Poner un bozal a los seres humanos, encerrarlos en casa al caer la tarde, impedir los traslados y esparcir falsedades, es fascismo o comunismo, se vista como se vista

La excusa, mejor diría la justificación, es una pandemia. Es comprensible poner la salud por encima de cualquier otra consideración porque, si no hay vida, lo demás es superfluo; es razonable enfrentarse a la enfermedad con armas científicas, por tratarse de una crisis sanitaria; es, incluso, indiscutible que las autoridades de toda clase, políticas, económicas, sociales y sanitarias, centren el grueso de su trabajo en poner coto a la extensión del drama y traten de atajar la subsiguiente tragedia que resulta de la pervivencia del virus universal. No hay debate sobre ello, cualquiera que sean las creencias ideológicas. Pero lo que no es tan comprensible, razonable e indiscutible es que para ello se degrade la condición del ser humano a la categoría de súbdito.

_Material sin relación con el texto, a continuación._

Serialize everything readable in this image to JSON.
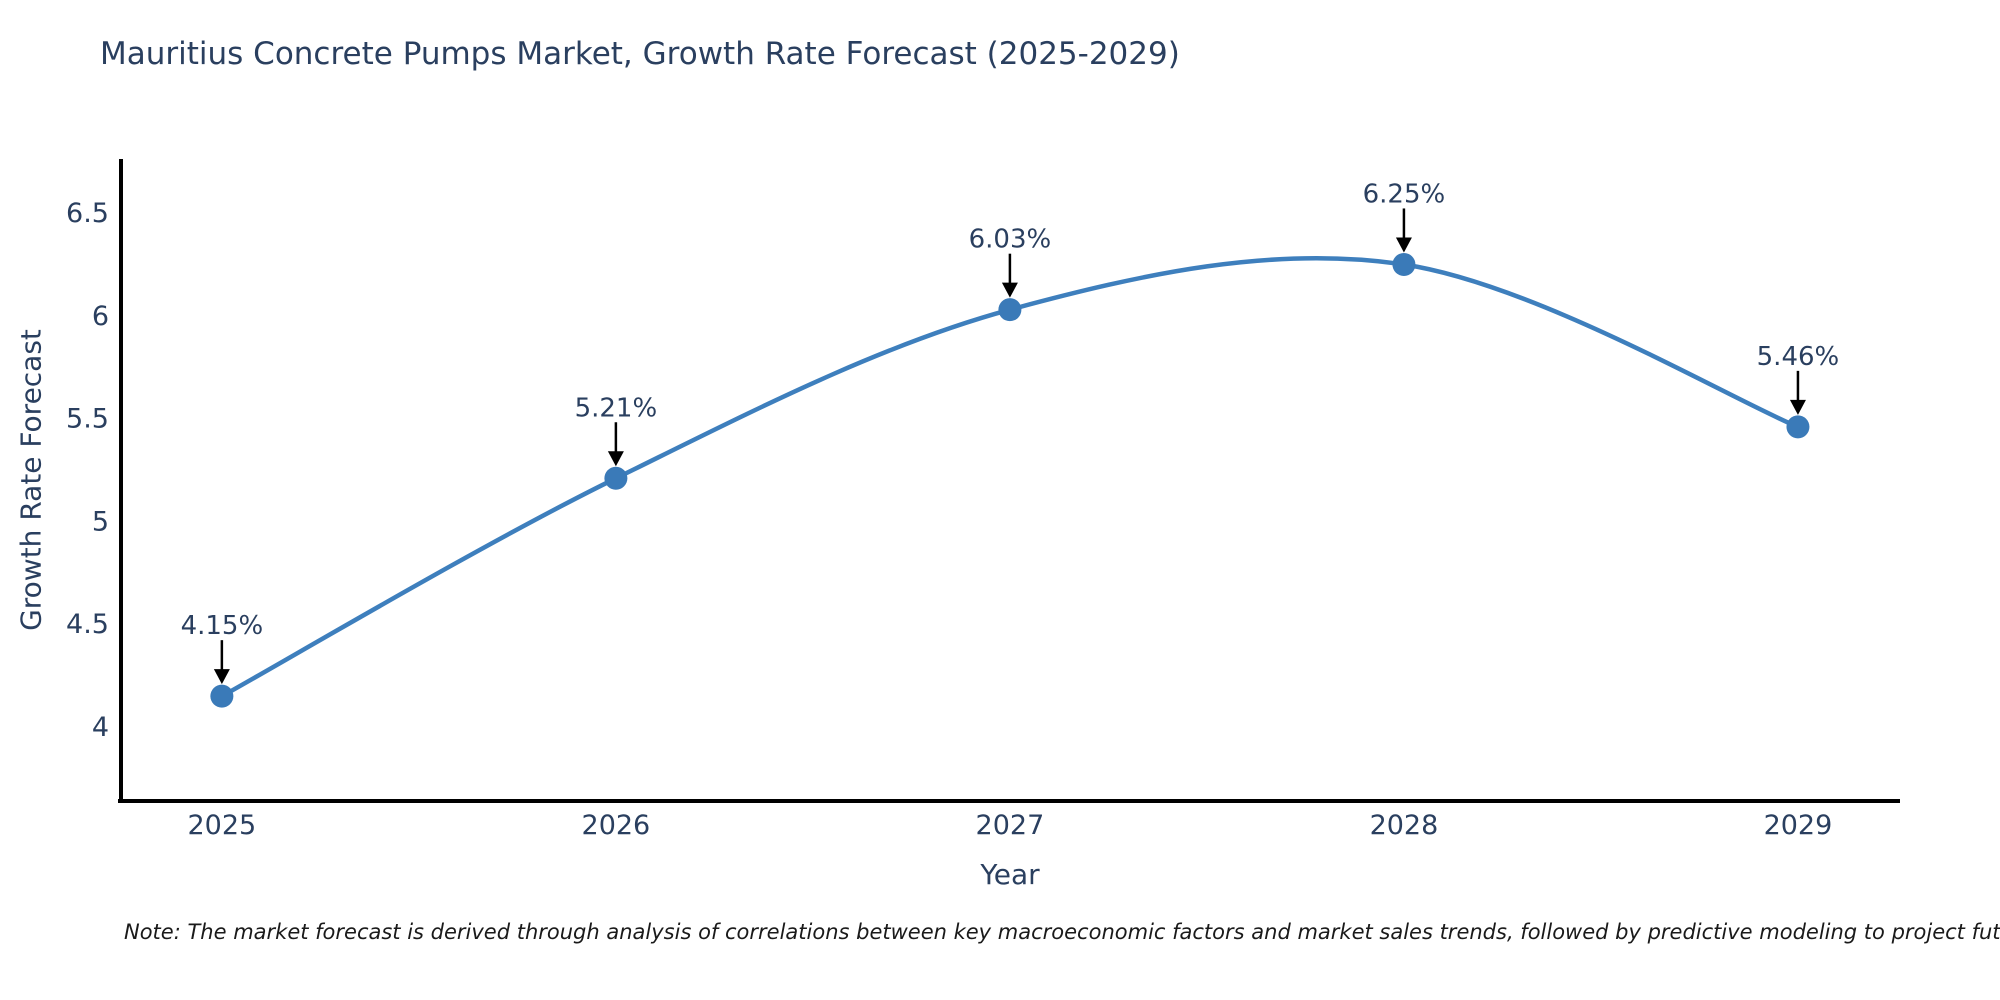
{
  "title": "Mauritius Concrete Pumps Market, Growth Rate Forecast (2025-2029)",
  "note": "Note: The market forecast is derived through analysis of correlations between key macroeconomic factors and market sales trends, followed by predictive modeling to project future sales",
  "colors": {
    "text": "#2a3f5f",
    "line": "#3e7fbd",
    "marker": "#3a7ab8",
    "axis": "#000000",
    "annotation_arrow": "#000000",
    "background": "#ffffff"
  },
  "chart_data": {
    "type": "line",
    "title": "Mauritius Concrete Pumps Market, Growth Rate Forecast (2025-2029)",
    "xlabel": "Year",
    "ylabel": "Growth Rate Forecast",
    "x": [
      2025,
      2026,
      2027,
      2028,
      2029
    ],
    "y": [
      4.15,
      5.21,
      6.03,
      6.25,
      5.46
    ],
    "point_labels": [
      "4.15%",
      "5.21%",
      "6.03%",
      "6.25%",
      "5.46%"
    ],
    "xticks": [
      2025,
      2026,
      2027,
      2028,
      2029
    ],
    "yticks": [
      4,
      4.5,
      5,
      5.5,
      6,
      6.5
    ],
    "xlim": [
      2024.744,
      2029.259
    ],
    "ylim": [
      3.64,
      6.763
    ],
    "grid": false,
    "legend": false,
    "line_shape": "spline",
    "annotations": "arrow-down-to-point"
  }
}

Algunos gobiernos europeos (Francia, Italia, Alemania…), preocupados con razón, imponen restricciones de todo tipo a sus ciudadanos, desde la movilidad a los encuentros, prohibiendo relaciones sociales y exigiendo conductas inéditas. Otros, menos avezados en comportamientos democráticos o más mediatizados por intereses políticos coyunturales (España), hacen lo mismo pero, además, en lugar de concentrarse en lo más importante, la crisis, se sirven de la misma para debilitar a sus oponentes y obtener réditos a medio plazo. Con ello permiten estrangular las leyes hasta presentar como imprescindibles las decisiones absurdas, se hacen lecturas interesadas de las estadísticas, se valora de un modo u otro un mismo hecho según cómo convenga hacerlo y se presenta a la sociedad una serie de encuestas cocinadas y editadas para que sea visible el entusiasmo o conformismo de la ciudadanía con el mismísimo absurdo. Ya avisó Séneca de que no hay servidumbre más vergonzosa que la voluntaria, y ahora da la sensación de que los españoles hemos perdido la vergüenza. ¿O no causa estupor la aparente resignación pública, a todas luces manipulada, frente a la indignación general por las falsedades continuas del poder sobre los efectos, itinerarios y consecuencias de esta pandemia, el desbarajuste de la vacunación y los continuos cambios de criterio sin responder a nada que lo justifique, y mucho menos a recomendaciones científicas?

Populistas e intolerantes

Poner un bozal a los seres humanos, encerrarlos en casa al caer la tarde, impedir los traslados y esparcir falsedades y mentiras, es fascismo o comunismo, se vista como se vista. Lo haga Ferrol, Gandía, Badalona o Cartagena, porque sea cual sea el color de quien gobierna los ciudadanos están perdiendo poco a poco su condición a manos de populistas y de intolerantes. Y así es como se vuelve atrás en la historia cuando creíamos, ingenuos al fin, que la libertad ya era un bien perenne.

Súbditos o ciudadanos. Esa es la shakesperiana cuestión.